Daha başka hususlarda da sömürü sermayesi çok mahirdir.
1- İnsanlar yolsuzluk yaparlar diye suçsuz insanlara işkence yapılmakta, gereksiz yasaklar konmakta, gereksiz görevler yüklenmektedir. Kooperatifte yolsuzluk yapılıyor diyerek kooperatif yöneticilerine mal beyanı külfeti getirilmiştir. Mesela; bugünlerde kooperatiflerimizin yöneticileri Lütfi Hocaoğlu, Süleyman Karagülle ve Süleyman Akdemir, karakol ve savcılıklara sürüklenmektedirler. Böylece insanları bıktırarak ve korkutarak kooperatif kurmalarını önlemek istemektedirler. Asıl gaye kooperatifçiliği önlemek olduğu halde, bunu yolsuzluğu önlemek için yaptıklarını iddia etmek küfürdür.
2- Evlilik ve boşanma ile ilgili zorluklar aile müessesini yıkmak demektir. Görünüşte aileyi yaşatmak içinmiş gibi olduğu halde asıl gaye aile yıkmadır. İşte bu iddia da küfürdür.

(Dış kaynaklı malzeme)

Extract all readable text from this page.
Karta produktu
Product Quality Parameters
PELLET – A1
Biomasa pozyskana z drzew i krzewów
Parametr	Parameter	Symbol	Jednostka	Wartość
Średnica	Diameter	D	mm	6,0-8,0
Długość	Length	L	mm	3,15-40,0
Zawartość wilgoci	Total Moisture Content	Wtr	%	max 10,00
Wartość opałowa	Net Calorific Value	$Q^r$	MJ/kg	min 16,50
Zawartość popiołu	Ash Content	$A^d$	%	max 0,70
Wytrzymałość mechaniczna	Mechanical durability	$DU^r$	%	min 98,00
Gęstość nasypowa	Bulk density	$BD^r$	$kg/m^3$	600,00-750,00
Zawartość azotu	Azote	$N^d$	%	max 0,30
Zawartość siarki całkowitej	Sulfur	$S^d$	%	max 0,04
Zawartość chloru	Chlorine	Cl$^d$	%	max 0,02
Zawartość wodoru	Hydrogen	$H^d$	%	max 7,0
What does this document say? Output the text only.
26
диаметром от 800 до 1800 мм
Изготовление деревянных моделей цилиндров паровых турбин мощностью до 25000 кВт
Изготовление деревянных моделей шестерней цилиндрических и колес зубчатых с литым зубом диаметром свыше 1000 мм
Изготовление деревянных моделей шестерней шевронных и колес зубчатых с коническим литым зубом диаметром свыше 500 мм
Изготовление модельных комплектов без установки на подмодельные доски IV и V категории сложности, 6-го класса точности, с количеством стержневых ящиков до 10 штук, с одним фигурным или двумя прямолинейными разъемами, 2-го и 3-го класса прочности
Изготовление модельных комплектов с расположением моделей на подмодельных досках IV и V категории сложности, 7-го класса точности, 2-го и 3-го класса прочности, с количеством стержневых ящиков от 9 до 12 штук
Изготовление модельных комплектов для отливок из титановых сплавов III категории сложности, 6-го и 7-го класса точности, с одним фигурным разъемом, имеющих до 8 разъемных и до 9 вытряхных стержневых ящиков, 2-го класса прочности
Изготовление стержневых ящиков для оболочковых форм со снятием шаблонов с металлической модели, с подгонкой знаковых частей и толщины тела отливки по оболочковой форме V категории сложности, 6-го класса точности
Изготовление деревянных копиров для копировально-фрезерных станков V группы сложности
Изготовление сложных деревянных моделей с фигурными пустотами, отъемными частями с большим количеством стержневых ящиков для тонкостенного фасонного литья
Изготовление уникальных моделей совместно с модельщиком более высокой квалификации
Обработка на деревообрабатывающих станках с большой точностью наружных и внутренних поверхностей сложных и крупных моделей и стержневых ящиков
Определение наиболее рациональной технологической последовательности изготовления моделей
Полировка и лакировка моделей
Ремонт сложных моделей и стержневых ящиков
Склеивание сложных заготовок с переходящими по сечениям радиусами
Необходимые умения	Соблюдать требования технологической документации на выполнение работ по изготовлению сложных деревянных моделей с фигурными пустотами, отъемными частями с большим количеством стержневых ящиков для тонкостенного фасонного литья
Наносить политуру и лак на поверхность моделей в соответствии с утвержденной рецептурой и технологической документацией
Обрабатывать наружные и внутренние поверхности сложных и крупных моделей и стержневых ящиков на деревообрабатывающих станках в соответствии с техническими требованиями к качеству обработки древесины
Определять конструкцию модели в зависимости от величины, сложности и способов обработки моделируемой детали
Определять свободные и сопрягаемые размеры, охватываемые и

3- Ağır vergiler ve vergi kaçırmaya karşı tedbirler güya kamu bütçesini artırmadır derler ama bu yaptıklarıyla ekonomi çöktüğü için bütçe açık vermektedir. İnsanlar kayıt dışı ekonomiye kaydıkları için büsbütün vergi azalmaktadır. İşte bu mantık da küfürdür.
4- Uyuşturucu kullanmayı serbest bırakıp uyuşturucu ticaretini yasaklama güya halkın sağlığını korumak içindir. Oysa ticareti yasaklanan malın mafyası doğar. Mal kıymetleneceği için daha çok üretilmeye başlanır. Pazar bulmak için de mafya gençleri uyuşturucuya alıştırır. Çin afyonu yasakladı diye sermaye Çin’e savaş açmıştı. İşte bu düşünce de küfürdür.
Bugünkü sömürü sermayesinin nankörlük dışında ne kadar gerçekleri bile bile gizleyen bir küfür içinde olduğu bu misallerde açıkça görülmektedir. Biz sadece dört tanesini saydık. İdamın kaldırılması da anarşinin ve mafya katillerinin oluşması için yapılmaktadır.
Bunlara benzer daha pek çok örnek verilebilir.
Bu kadar açık olan bu durumdan kaç milletvekilimiz haberdardır? Bu yazdıklarımızı okuyan kaç yetkili çare ve çözüm düşünüyor? Necmettin Erbakan’ın ‘TEŞHİS’ ve ‘TEDAVİ’ çalışmaları, konferansları, söylemleri ile birlikte bütün ‘TEBLİĞ’ ettiklerinin toplandığı, “ERBAKAN’IN VASİYETİ” mesabesinde olup ESAM’ın yayımladığı ‘YENİ BİR DÜNYA ve ADİL DÜZEN’ kitabını okuyup gereğini yapmayı düşünenler nerede; NEREDE?!.